Eva was educated in the West and could live comfortably in Europe or America—her professional training would mean she could have a cushy job. But she chooses to be in her own country pursuing this project, despite the constant anxiety she feels. She finds that providing an education for girls gives her own life meaning, and so makes her more fulfilled than working at a high-paying job in the West. All of which raises a crucial question: Is a prestigious position in a high-profile company the key to a happy life—or finding your niche where you can fulfill your sense of purpose?

Turns out research is finding that the latter—a life purpose—matters more when it comes to life satisfaction. It’s no secret that career success by objective standards like a high-level title or a large paycheck do not guarantee happiness; there are all too many harried and unhappy high-level executives.

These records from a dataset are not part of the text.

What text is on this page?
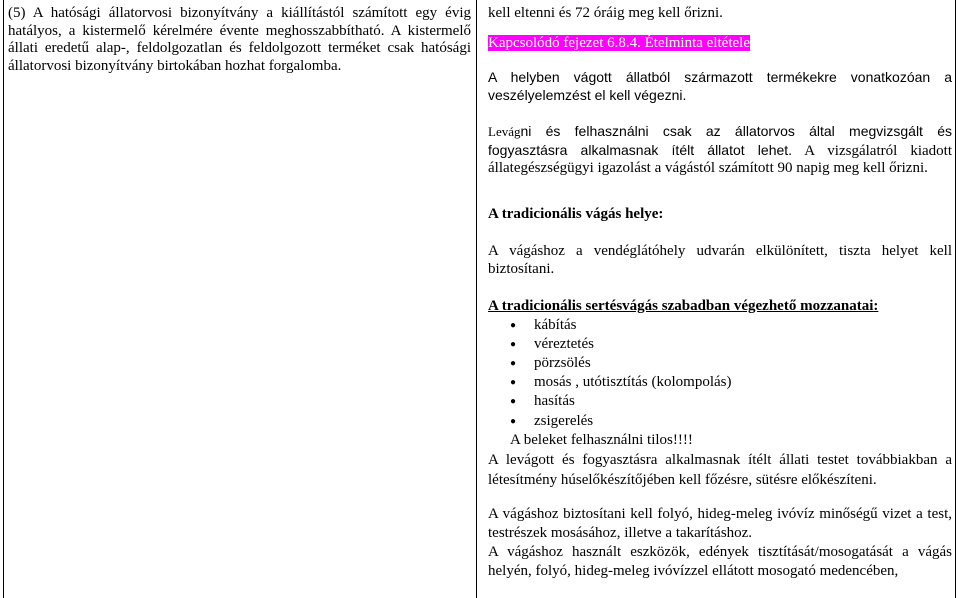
(5) A hatósági állatorvosi bizonyítvány a kiállítástól számított egy évig hatályos, a kistermelő kérelmére évente meghosszabbítható. A kistermelő állati eredetű alap-, feldolgozatlan és feldolgozott terméket csak hatósági állatorvosi bizonyítvány birtokában hozhat forgalomba.

kell eltenni és 72 óráig meg kell őrizni.

Kapcsolódó fejezet 6.8.4. Ételminta eltétele

A helyben vágott állatból származott termékekre vonatkozóan a veszélyelemzést el kell végezni.

Levágni és felhasználni csak az állatorvos által megvizsgált és fogyasztásra alkalmasnak ítélt állatot lehet. A vizsgálatról kiadott állategészségügyi igazolást a vágástól számított 90 napig meg kell őrizni.

A tradicionális vágás helye:

A vágáshoz a vendéglátóhely udvarán elkülönített, tiszta helyet kell biztosítani.

A tradicionális sertésvágás szabadban végezhető mozzanatai:

● kábítás
● véreztetés
● pörzsölés
● mosás , utótisztítás (kolompolás)
● hasítás
● zsigerelés

A beleket felhasználni tilos!!!!

A levágott és fogyasztásra alkalmasnak ítélt állati testet továbbiakban a létesítmény húselőkészítőjében kell főzésre, sütésre előkészíteni.

A vágáshoz biztosítani kell folyó, hideg-meleg ivóvíz minőségű vizet a test, testrészek mosásához, illetve a takarításhoz.

A vágáshoz használt eszközök, edények tisztítását/mosogatását a vágás helyén, folyó, hideg-meleg ivóvízzel ellátott mosogató medencében,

That was the point of a course at Yale University, taught by psychologist Laurie Santos, on “Psychology and the Good Life.” That course holds the title of the most popular class ever taught at Yale—about one-quarter of the school’s students enrolled. And it has remained popular now as an online offering under a different name, “The Science of Well-Being by Yale University” on Coursera.

Dr. Santos believes that Yale students were interested in her class because they have had to suppress what actually makes them happy in order to get into Yale in the first place. She points to the fact that about half of Yale students seek mental health care for problems like anxiety, as a 2013 report by the Yale College Council found. As one of the students in Santos’s course told the New York Times, Yale undergrads have had to numb their feelings “so they can focus on their work, the next step, the next accomplishment.”

And that ladder, of course, simply gets longer once students graduate and get into a workplace. Just replace “getting into Yale” with any number of steps on the career ladder, from “making partner” to “getting into the C-suite.”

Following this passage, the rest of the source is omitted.